WASHINGTON- On the 33rd anniversary of the Americans with Disabilities Act (ADA), the US Department of Transportation (DOT) introduced a new rule that mandates increased accessibility in airline lavatories.
This rule, authorized by the Air Carrier Access Act (ACAA), will require airlines to ensure that lavatories on new single-aisle aircraft are spacious enough to accommodate a passenger with a disability and their attendant, both of whom have a size equivalent to a 95th percentile male.
This will enable them to approach, enter, and move within the aircraft lavatory as needed. Vice President Kamala Harris and U.S. Transportation Secretary Pete Buttigieg had previously highlighted this upcoming rule during a White House ADA Anniversary event earlier this month.
US DOT New Advisory on Airline Lavatories
U.S. Transportation Secretary Pete Buttigieg expressed that travel can already be stressful, and it becomes even more burdensome for millions of wheelchair users who either dehydrate themselves before a flight or avoid air travel altogether due to limited restroom access.
To address this issue, the U.S. Department of Transportation is proud to introduce a rule that will increase the size and accessibility of airplane bathrooms.
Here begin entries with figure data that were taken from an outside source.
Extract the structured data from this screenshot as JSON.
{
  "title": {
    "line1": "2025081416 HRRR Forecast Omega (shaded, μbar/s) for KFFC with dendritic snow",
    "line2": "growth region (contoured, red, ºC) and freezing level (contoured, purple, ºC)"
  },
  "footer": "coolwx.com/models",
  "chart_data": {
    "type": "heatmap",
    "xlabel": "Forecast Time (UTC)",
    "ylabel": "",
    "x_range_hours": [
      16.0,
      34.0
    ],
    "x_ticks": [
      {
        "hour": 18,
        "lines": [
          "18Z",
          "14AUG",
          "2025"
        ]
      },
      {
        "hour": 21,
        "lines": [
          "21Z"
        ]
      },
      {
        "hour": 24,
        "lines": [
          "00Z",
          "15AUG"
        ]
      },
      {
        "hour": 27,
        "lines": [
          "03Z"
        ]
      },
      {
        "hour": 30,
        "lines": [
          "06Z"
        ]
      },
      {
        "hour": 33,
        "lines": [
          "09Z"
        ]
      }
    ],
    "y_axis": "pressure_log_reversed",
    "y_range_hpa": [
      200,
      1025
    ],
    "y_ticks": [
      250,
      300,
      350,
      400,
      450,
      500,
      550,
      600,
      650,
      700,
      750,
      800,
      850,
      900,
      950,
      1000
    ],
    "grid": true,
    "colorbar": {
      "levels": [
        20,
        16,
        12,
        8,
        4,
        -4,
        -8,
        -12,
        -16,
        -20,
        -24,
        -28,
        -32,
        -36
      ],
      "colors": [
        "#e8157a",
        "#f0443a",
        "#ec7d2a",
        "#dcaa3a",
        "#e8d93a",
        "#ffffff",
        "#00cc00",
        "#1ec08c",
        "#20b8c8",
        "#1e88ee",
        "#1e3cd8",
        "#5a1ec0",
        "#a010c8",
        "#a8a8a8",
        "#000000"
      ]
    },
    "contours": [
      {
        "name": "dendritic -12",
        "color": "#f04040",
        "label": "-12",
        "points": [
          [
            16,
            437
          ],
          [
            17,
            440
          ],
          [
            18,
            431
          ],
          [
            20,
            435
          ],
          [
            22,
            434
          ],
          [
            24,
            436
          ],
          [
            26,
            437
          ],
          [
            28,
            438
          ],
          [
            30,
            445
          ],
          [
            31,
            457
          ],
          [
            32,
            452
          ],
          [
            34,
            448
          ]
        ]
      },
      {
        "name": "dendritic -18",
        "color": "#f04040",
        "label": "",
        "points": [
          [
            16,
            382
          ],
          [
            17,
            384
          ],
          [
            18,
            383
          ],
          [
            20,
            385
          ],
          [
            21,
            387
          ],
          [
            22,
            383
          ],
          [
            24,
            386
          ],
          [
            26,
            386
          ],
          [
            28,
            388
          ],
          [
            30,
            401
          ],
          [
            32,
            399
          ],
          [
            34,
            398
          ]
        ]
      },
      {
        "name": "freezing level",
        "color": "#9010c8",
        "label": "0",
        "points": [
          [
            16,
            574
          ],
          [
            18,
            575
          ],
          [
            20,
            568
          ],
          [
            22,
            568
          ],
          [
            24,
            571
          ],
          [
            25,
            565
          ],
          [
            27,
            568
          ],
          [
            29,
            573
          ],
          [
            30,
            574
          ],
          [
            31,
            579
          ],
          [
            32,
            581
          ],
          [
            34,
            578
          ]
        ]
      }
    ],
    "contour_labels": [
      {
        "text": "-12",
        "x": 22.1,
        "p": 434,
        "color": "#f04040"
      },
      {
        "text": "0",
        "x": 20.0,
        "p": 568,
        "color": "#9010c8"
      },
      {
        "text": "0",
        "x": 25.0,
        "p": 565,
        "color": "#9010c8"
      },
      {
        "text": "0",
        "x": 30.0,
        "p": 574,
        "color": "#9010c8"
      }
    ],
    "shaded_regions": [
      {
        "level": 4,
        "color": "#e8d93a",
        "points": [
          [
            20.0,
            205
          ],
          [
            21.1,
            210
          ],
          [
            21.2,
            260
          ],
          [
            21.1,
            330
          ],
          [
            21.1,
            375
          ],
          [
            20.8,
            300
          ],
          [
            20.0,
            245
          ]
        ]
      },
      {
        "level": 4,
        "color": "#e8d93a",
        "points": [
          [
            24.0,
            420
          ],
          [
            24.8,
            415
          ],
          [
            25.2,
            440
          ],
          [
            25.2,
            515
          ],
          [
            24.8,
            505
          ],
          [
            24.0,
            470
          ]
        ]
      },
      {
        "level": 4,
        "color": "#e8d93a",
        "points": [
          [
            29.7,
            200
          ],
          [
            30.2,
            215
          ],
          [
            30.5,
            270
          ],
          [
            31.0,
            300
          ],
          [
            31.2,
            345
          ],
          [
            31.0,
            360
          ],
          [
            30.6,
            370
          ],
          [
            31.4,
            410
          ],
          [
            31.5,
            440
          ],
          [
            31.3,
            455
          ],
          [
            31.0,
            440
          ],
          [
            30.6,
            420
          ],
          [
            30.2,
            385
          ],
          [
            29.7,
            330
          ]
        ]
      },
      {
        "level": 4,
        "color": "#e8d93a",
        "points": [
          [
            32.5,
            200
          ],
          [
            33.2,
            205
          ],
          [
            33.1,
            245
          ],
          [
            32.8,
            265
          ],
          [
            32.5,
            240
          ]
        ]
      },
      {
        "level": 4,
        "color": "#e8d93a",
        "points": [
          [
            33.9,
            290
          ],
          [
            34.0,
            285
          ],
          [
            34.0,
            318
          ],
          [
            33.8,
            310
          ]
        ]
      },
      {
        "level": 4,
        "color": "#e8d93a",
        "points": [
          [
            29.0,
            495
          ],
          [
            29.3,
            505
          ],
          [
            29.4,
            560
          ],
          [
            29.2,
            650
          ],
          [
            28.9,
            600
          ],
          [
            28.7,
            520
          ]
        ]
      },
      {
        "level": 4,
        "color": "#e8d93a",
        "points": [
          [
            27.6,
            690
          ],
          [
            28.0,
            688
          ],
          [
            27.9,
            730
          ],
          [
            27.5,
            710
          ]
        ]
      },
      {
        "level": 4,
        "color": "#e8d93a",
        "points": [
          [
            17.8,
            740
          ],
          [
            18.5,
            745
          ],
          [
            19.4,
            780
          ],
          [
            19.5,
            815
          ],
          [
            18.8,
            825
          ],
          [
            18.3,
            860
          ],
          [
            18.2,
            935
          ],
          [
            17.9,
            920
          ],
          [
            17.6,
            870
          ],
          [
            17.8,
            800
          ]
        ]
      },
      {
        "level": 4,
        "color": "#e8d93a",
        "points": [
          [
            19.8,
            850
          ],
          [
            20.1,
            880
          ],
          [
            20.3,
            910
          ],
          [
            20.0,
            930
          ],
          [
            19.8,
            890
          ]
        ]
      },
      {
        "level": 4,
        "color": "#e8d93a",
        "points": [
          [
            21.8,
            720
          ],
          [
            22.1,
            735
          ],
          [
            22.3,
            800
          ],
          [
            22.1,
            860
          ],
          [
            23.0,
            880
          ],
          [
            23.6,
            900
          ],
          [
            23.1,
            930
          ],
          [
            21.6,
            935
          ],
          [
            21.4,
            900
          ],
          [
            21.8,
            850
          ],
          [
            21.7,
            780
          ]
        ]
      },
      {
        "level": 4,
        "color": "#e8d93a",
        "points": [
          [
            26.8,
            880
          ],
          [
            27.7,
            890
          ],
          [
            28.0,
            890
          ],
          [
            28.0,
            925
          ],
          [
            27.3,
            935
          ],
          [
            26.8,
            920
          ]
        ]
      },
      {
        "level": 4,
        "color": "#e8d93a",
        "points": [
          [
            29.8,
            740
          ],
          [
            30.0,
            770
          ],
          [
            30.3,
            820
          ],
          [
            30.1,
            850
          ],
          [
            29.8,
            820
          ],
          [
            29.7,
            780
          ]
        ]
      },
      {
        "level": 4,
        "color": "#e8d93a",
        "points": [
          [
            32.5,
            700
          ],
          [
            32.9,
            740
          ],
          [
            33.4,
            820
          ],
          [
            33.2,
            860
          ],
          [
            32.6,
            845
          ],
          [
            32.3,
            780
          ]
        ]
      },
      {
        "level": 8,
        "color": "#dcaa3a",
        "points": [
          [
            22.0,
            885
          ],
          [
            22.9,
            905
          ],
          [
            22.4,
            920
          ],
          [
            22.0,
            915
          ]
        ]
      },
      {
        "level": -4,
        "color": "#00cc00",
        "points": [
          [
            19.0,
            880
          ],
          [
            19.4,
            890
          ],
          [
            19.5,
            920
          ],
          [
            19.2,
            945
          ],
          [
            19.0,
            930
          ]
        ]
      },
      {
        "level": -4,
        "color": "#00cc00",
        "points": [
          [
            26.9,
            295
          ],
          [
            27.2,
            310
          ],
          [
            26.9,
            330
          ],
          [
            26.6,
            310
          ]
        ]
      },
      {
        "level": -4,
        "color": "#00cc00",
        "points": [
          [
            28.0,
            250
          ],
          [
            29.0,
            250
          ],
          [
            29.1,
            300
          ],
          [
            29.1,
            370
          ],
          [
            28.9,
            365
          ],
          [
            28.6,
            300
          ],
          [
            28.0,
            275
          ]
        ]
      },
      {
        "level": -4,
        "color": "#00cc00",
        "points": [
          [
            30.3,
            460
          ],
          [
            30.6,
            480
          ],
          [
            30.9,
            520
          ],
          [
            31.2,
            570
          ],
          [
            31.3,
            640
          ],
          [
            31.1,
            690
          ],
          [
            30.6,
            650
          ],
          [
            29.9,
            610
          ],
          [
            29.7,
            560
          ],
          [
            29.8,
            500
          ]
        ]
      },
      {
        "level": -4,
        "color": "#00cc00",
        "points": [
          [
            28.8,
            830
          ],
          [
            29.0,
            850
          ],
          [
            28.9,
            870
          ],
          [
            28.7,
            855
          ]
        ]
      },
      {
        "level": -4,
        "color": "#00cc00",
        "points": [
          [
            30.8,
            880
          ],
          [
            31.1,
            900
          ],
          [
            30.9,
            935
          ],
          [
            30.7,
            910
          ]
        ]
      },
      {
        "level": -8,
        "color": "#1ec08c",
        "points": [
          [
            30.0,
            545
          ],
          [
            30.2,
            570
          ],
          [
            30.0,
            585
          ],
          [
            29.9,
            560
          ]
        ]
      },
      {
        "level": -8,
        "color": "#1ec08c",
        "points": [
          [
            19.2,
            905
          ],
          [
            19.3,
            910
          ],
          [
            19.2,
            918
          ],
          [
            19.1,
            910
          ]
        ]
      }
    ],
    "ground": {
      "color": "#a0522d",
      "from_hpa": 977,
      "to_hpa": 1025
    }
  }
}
This initiative aims to provide travelers in wheelchairs with the same level of access and dignity as the rest of the traveling public.
The recent announcement aligns with the Biden-Harris Administration’s significant efforts to enhance infrastructure accessibility, which include:
- Awarding billions of dollars from President Biden’s Bipartisan Infrastructure Law to modernize airport terminals, incorporating wheelchair ramps, accessible restrooms, and other accessibility features.
- Allocating nearly $700 million through the All Stations Accessibility Program last December to retrofit older rail and subway stations, adding elevators, ramps, and other enhancements. The program, funded by the infrastructure law, aims to improve transit rail station accessibility, enabling individuals using wheelchairs and strollers or facing mobility challenges to access rail systems reliably.
- Initiating groundwork for a potential future rule that addresses passengers remaining in their wheelchairs during air travel.
- Developing rules to enhance training for airline staff assisting passengers with disabilities or handling battery-powered wheelchairs or scooters.
- Collaborating with industry, academia, and Federal partners to ensure future vehicles, including automated and electric vehicles, as well as charging infrastructure, are designed with inclusivity in mind.